Tutto è diverso nella Los Angeles del 2076: Internet si è estinto e il mondo è andato offline, c’è una lotta di potere tra la categoria dei giornalisti, che ormai fungono da autorità costituita, e i “paparazzi”, ovvero i giornalisti senza licenza, sono i nuovi pirati in un mondo in cui i pettegolezzi hanno un valore unico.
Tutti, per esempio, indossano maschere assurde – tra i momenti migliori della serie, la ricercatezza di alcuni copricapi animaleschi – perché tutte le cronologie web di tutti gli abitanti del pianeta sono ormai state pubblicate, mandando all’aria carriere, vite e matrimoni. La privacy, da queste parti, è un’anomalia.
La storia segue le vicende di uno di questi paparazzi, P.I., assoldato da una ragazza che gli chiede di indagare su di lei stessa: trovare tutto il marcio che gli altri – chi? – potrebbero trovare. Poche ore dopo, la ragazza viene trovata morta e P.I. si ritrova invischiato in un complotto che coinvolge: a) dei terroristi francesi; b) un razzo.

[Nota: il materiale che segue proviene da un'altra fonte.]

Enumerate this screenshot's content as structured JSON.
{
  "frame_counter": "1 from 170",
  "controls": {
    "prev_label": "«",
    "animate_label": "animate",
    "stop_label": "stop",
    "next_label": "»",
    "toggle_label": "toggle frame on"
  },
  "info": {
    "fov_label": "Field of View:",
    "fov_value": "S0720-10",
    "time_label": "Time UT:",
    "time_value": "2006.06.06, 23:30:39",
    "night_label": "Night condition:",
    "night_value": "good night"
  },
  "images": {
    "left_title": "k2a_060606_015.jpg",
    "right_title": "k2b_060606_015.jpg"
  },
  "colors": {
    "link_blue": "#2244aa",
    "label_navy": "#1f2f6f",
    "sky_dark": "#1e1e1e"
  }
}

The Private Eye è una notevole storia fantascientifica su un mondo letteralmente post Internet, in cui la grande Rete è scomparsa, ma rimane nei ricordi dei nonni e nell’inconscio collettivo come uno spettro, una presenza inquietante e misteriosa. Inevitabilmente, in tutto questo, c’è chi tenterà di ricreare il web per tornare alla normalità del passato, per sognare un mondo connesso e per fare un sacco di soldi ai danni di tutti gli altri. Che è anche come è nato veramente il web.